Home E-Weekly January 16, 2018

What Are Your Patients Doing With Their Unused Pain Pills?

Published: January 15, 2018

OUT OF CIRCULATION Providing easy-to-read brochures encourages patients to properly dispose of unused medications.

Patients are twice as likely to properly dispose of their unneeded pain medications when given an informational brochure at discharge, a study published on the Journal of American College Surgeons website.

The opioid epidemic has been linked to over-prescription of painkillers after surgery combined with a lack of information on how to properly dispose of the unused medications. While it's difficult to determine the appropriate number of post-op pain meds patients need, it's relatively inexpensive to provide patients with specific instructions on how to dispose of their medications — and prevent diversion, say researchers.

A team of surgeons, nurses and administrators at the Washington University School of Medicine and Barnes Jewish Hospital in St. Louis created a brochure for new patients that briefly describes the opioid epidemic and how it is fueled by improper disposal of medications. The brochure then provides links to websites that list drug take-back locations as well as step-by-step instructions on how to properly dispose of medications based on guidelines from the Food and Drug Administration and published medical reports. The self-disposal instructions recommend combining the unused medications with household items such as kitty litter or liquid dish detergent to discourage inappropriate use.

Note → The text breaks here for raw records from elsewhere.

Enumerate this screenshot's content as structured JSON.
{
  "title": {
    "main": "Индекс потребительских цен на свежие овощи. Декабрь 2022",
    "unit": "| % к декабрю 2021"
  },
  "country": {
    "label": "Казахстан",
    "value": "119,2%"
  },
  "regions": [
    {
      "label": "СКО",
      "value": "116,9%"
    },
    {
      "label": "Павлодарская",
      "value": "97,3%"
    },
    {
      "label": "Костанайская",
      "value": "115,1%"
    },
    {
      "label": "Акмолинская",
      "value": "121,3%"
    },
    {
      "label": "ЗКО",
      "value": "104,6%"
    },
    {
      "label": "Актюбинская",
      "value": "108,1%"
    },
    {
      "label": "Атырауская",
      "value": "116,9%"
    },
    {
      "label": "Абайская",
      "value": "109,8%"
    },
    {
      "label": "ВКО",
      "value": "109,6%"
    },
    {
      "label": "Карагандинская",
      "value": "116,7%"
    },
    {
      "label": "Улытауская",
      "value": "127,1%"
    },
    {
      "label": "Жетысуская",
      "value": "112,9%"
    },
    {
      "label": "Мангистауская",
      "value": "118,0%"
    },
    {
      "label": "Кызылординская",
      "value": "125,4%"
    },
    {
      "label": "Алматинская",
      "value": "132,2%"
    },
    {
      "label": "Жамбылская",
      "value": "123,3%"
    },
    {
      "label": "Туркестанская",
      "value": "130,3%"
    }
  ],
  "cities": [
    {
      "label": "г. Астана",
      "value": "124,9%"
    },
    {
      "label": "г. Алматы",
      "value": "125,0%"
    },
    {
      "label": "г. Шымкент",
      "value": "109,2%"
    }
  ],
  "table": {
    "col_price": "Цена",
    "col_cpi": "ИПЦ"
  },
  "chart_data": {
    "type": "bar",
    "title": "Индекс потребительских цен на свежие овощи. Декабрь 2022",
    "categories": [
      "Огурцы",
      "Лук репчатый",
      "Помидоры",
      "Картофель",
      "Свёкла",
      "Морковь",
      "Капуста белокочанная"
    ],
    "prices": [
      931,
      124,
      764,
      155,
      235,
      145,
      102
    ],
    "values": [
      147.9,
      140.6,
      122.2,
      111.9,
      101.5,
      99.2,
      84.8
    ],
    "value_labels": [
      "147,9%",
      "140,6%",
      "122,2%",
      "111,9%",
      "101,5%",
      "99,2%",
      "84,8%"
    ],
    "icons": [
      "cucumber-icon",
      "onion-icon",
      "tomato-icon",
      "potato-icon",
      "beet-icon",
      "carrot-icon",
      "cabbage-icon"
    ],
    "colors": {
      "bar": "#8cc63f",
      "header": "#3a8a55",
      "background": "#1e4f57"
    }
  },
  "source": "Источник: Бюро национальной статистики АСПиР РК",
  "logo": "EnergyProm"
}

The researchers gave the brochure to 170 patients who had surgery performed at the upper extremity/peripheral nerve clinic between February and September 2017. The patients were enrolled in a survey along with 164 patients that did not receive the brochure. The survey showed 22% of patients that received the brochure disposed of their medications compared to 11% of patients that did not receive a brochure.

These findings suggest that by providing patients with the information to dispose of their medications, surgical facilities can play an active role in keeping opioids out of the community, say researchers.